Considerando che 100 grammi di mozzarella di bufala contengono al massimo 0,3 grammi di lattosio, è evidente che il consumo di questo formaggio, anche per chi è intollerante, rientra ampiamente nelle soglie di tolleranza. Per questo motivo, la mozzarella di bufala Campana DOP, pur non essendo priva di lattosio, è considerata un alimento adatto al consumo anche da parte degli intolleranti, purché inserita in una dieta equilibrata e, se necessario, concordata con il proprio medico.
È fondamentale che la diagnosi di intolleranza al lattosio sia fatta da un medico specialista e non tramite autodiagnosi. L'eliminazione indiscriminata di latte e derivati può portare a carenze nutrizionali, dato che questi alimenti sono importanti fonti di calcio, proteine e vitamine.

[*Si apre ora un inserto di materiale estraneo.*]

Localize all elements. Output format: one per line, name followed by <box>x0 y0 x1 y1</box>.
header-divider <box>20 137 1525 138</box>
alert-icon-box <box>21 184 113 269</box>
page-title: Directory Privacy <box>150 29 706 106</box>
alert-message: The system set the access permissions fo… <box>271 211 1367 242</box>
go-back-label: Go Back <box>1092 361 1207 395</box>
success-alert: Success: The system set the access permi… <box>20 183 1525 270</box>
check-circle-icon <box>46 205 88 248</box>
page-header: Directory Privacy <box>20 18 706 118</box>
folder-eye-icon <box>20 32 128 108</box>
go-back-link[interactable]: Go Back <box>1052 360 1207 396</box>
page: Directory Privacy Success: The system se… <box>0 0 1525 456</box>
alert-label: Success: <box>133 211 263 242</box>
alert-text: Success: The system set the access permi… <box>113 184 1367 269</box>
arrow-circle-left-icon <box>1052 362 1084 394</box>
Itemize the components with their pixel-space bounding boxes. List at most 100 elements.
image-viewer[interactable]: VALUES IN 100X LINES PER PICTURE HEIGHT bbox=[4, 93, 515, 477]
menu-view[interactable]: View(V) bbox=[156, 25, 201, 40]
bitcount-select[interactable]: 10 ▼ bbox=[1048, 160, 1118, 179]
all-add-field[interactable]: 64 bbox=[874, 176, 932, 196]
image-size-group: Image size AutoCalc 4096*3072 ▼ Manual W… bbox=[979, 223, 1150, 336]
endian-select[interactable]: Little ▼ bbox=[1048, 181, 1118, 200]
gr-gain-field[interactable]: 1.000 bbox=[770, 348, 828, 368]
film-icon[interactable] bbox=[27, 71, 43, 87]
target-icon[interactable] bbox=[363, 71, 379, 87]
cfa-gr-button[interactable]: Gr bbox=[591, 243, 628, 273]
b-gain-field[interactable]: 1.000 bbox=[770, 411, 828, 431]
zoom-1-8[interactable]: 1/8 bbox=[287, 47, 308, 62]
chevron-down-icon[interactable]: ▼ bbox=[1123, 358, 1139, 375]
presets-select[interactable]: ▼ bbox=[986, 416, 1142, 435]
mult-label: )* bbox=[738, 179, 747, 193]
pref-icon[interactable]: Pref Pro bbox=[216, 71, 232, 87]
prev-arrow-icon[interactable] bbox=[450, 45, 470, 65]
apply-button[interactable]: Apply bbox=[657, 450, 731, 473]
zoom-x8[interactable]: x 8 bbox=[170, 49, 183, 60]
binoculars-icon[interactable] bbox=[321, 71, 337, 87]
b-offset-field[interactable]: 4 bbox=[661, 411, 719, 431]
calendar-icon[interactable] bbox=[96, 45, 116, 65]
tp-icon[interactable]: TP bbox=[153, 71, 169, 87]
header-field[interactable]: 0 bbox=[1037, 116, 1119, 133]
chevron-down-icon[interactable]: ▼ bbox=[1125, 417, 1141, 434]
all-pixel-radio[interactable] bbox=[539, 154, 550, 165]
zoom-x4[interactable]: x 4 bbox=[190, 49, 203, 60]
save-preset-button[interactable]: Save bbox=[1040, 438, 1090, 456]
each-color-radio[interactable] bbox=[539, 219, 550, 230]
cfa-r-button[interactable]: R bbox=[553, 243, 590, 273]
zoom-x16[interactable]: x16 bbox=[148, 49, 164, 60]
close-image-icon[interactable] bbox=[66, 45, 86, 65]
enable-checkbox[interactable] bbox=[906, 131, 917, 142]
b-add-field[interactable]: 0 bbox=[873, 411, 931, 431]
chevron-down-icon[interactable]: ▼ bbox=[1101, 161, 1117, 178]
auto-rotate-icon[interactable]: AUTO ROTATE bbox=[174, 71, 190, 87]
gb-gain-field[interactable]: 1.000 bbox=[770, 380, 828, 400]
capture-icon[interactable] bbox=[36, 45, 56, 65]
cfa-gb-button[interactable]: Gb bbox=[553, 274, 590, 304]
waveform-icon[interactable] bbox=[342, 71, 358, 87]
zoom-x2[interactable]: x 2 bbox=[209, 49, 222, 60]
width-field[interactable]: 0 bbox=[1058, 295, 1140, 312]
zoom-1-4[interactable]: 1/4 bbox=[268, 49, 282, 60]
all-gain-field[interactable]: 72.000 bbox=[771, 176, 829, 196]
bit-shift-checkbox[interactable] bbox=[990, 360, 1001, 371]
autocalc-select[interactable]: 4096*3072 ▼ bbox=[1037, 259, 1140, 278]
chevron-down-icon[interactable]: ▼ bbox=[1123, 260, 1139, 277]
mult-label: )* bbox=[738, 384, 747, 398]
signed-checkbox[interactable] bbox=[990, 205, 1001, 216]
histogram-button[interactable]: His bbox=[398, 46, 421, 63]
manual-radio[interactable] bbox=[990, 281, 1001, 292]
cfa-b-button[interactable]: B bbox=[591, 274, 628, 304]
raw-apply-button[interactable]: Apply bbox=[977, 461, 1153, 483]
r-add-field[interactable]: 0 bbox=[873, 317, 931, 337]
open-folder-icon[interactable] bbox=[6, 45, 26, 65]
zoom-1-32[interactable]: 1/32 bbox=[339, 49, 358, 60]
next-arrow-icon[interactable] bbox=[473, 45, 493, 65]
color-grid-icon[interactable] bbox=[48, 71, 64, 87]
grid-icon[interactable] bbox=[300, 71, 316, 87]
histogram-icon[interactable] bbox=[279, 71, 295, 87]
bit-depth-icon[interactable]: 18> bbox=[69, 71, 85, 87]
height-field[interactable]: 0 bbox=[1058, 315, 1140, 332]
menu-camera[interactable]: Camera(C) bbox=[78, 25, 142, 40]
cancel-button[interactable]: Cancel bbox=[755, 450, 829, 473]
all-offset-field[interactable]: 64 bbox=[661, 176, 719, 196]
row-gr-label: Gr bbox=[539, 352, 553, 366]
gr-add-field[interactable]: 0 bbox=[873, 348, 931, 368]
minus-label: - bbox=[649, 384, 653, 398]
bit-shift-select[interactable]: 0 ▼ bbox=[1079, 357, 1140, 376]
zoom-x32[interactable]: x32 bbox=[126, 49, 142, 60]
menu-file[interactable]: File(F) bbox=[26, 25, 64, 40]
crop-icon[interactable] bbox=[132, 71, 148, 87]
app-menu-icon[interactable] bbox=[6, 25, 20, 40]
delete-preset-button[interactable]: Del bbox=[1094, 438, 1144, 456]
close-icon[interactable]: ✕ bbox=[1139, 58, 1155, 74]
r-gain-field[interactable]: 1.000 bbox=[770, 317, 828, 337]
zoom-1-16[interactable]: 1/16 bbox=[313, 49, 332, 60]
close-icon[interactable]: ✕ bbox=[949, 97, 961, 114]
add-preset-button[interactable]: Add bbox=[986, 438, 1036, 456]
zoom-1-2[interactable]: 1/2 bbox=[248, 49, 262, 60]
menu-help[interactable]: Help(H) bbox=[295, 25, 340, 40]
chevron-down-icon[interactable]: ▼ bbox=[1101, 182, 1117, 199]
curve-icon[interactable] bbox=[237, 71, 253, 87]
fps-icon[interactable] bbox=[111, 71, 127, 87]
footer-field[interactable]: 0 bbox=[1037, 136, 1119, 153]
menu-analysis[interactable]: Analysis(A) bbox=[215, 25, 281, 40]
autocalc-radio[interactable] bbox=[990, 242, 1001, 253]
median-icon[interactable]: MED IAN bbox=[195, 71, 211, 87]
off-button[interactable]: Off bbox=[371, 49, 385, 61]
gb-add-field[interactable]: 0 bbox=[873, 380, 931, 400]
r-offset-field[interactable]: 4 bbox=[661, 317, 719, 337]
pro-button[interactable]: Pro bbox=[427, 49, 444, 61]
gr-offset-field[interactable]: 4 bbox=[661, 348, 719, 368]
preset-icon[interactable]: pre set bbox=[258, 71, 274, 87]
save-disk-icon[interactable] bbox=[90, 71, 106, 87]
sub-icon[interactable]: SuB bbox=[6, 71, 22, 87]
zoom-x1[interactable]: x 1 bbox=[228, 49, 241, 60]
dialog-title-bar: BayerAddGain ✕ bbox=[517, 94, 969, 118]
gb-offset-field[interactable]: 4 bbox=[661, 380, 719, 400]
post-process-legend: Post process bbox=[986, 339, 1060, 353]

Altri Alimenti che Possono Contenere Lattosio
È importante ricordare che il lattosio può essere presente anche in alimenti che non sono derivati dal latte, dove viene aggiunto come additivo (insaporitore, conservante o emulsionante). Questo può accadere in:
- Prodotti da Forno Confezionati: Biscotti, torte, pane confezionato possono contenere latte in polvere o lattosio.
- Zuppe e Piatti Pronti: Molti prodotti pronti all'uso possono includere lattosio come additivo.
- Caffè Solubile: Alcune miscele di caffè istantaneo possono contenerne.
- Insaccati: Sebbene la carne sia naturalmente priva di lattosio, alcuni insaccati, specialmente quelli non certificati DOP o IGP, possono contenerlo come additivo. Ad esempio, il cotechino di Modena IGP, secondo il suo disciplinare, può prevedere l'uso di lattosio o ingredienti che lo contengono. Le certificazioni DOP e IGP garantiscono una maggiore trasparenza riguardo agli ingredienti e ai processi di trasformazione.
I prodotti naturalmente privi di lattosio includono carne, pesce, uova, frutta e verdura al naturale.
Profilo Nutrizionale della Mozzarella di Bufala
Oltre al suo basso contenuto di lattosio, la mozzarella di bufala Campana DOP vanta un profilo nutrizionale eccellente. È una fonte preziosa di:
- Proteine ad Alto Valore Biologico: Circa 16,5 g per 100 g di prodotto, essenziali per la costruzione e il mantenimento dei tessuti.
- Grassi: Un apporto moderato di grassi (circa 20 g per 100 g), che contribuiscono alla sua consistenza e sapore.
- Calcio e Fosforo: Minerali fondamentali per la salute delle ossa e dei denti.
- Vitamine: Fornisce vitamine idrosolubili come B1, B2, B6 e niacina, e vitamine liposolubili come la vitamina E.
- Basso Contenuto di Sodio: Rispetto ad altri formaggi, la mozzarella di bufala ha un contenuto di sodio relativamente basso.
Queste caratteristiche nutrizionali, unite alla sua digeribilità e al basso contenuto di lattosio, rendono la mozzarella di bufala un alimento ideale da un punto di vista nutrizionale, adatto anche a diete specifiche, come quelle per la gravidanza o per persone con diabete, sempre sotto consiglio medico.
In conclusione, la mozzarella di bufala è un alimento squisito e nutriente che, contrariamente a quanto si potrebbe pensare, presenta un contenuto di lattosio molto basso, rendendola una scelta eccellente per la maggior parte delle persone, inclusi coloro che soffrono di intolleranza al lattosio. La sua digeribilità e il suo ricco profilo nutrizionale la confermano come un pilastro della dieta mediterranea e un simbolo del Made in Italy.